Document Type

Article

Publication Date

January 2013

Comments

59 Loyola Law Review 289 (2013)

Abstract

The Individuals with Disabilities Education Act (IDEA) requires school districts to assess children “in all areas of suspected disability.” It further provides that each child’s individualized education program (IEP) must contain measurable annual goals designed to “meet each of the child’s . . . educational needs that result from the child’s disability,” and a statement of special education and related services that will be provided for the child “to advance appropriately toward attaining annual goals.” Courts have strictly enforced these requirements in the last several years, remedying violations of IDEA when school districts fail to assess in all areas of suspected disability or do not establish goals and services to meet each of the child’s needs resulting from the disability.
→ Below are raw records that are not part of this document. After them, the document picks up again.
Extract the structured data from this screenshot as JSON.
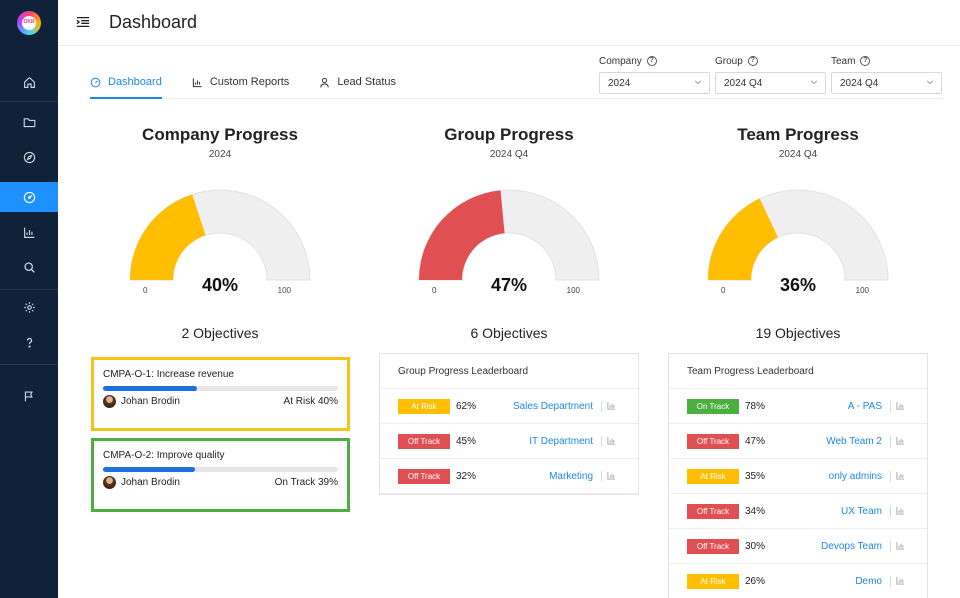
{
  "app": {
    "logo_text": "OKR"
  },
  "header": {
    "title": "Dashboard"
  },
  "tabs": [
    {
      "label": "Dashboard",
      "icon": "gauge-icon",
      "active": true
    },
    {
      "label": "Custom Reports",
      "icon": "bar-chart-icon",
      "active": false
    },
    {
      "label": "Lead Status",
      "icon": "user-icon",
      "active": false
    }
  ],
  "filters": {
    "company": {
      "label": "Company",
      "value": "2024"
    },
    "group": {
      "label": "Group",
      "value": "2024 Q4"
    },
    "team": {
      "label": "Team",
      "value": "2024 Q4"
    }
  },
  "progress": [
    {
      "title": "Company Progress",
      "subtitle": "2024",
      "percent": 40,
      "percent_label": "40%",
      "min": "0",
      "max": "100",
      "color": "#ffbf00",
      "objectives": "2 Objectives"
    },
    {
      "title": "Group Progress",
      "subtitle": "2024 Q4",
      "percent": 47,
      "percent_label": "47%",
      "min": "0",
      "max": "100",
      "color": "#e05052",
      "objectives": "6 Objectives"
    },
    {
      "title": "Team Progress",
      "subtitle": "2024 Q4",
      "percent": 36,
      "percent_label": "36%",
      "min": "0",
      "max": "100",
      "color": "#ffbf00",
      "objectives": "19 Objectives"
    }
  ],
  "objectives": [
    {
      "title": "CMPA-O-1: Increase revenue",
      "owner": "Johan Brodin",
      "status": "At Risk 40%",
      "progress": 0.4,
      "border_color": "#f7c21a"
    },
    {
      "title": "CMPA-O-2: Improve quality",
      "owner": "Johan Brodin",
      "status": "On Track 39%",
      "progress": 0.39,
      "border_color": "#4caf3f"
    }
  ],
  "group_board": {
    "title": "Group Progress Leaderboard",
    "rows": [
      {
        "badge": "At Risk",
        "badge_color": "#ffbf00",
        "pct": "62%",
        "name": "Sales Department"
      },
      {
        "badge": "Off Track",
        "badge_color": "#e05052",
        "pct": "45%",
        "name": "IT Department"
      },
      {
        "badge": "Off Track",
        "badge_color": "#e05052",
        "pct": "32%",
        "name": "Marketing"
      }
    ]
  },
  "team_board": {
    "title": "Team Progress Leaderboard",
    "rows": [
      {
        "badge": "On Track",
        "badge_color": "#4caf3f",
        "pct": "78%",
        "name": "A - PAS"
      },
      {
        "badge": "Off Track",
        "badge_color": "#e05052",
        "pct": "47%",
        "name": "Web Team 2"
      },
      {
        "badge": "At Risk",
        "badge_color": "#ffbf00",
        "pct": "35%",
        "name": "only admins"
      },
      {
        "badge": "Off Track",
        "badge_color": "#e05052",
        "pct": "34%",
        "name": "UX Team"
      },
      {
        "badge": "Off Track",
        "badge_color": "#e05052",
        "pct": "30%",
        "name": "Devops Team"
      },
      {
        "badge": "At Risk",
        "badge_color": "#ffbf00",
        "pct": "26%",
        "name": "Demo"
      }
    ]
  }
}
This Article offers three interpretations of this recent development. First, what the courts are doing may represent an effort to enforce provisions of IDEA that stand apart from the limited reading that a 1982 Supreme Court case placed on the requirement in the statute to provide a free, appropriate public education. Second, the development may signify a different way of looking at special education obligations under the law, one well adapted to the ever-increasing importance attached to providing services in settings that are less restrictive and maintain the greatest inclusion of students with disabilities with nondisabled students. Third, the cases might simply be a reaction to cutbacks on evaluations and services that school districts have imposed because of financial strains brought about by the Great Recession. This Article will not try to declare which of these interpretations is the correct one, and in fact all three may be true. But the Article will conclude that enforcement of these provisions furthers the underlying purposes Congress had in enacting IDEA.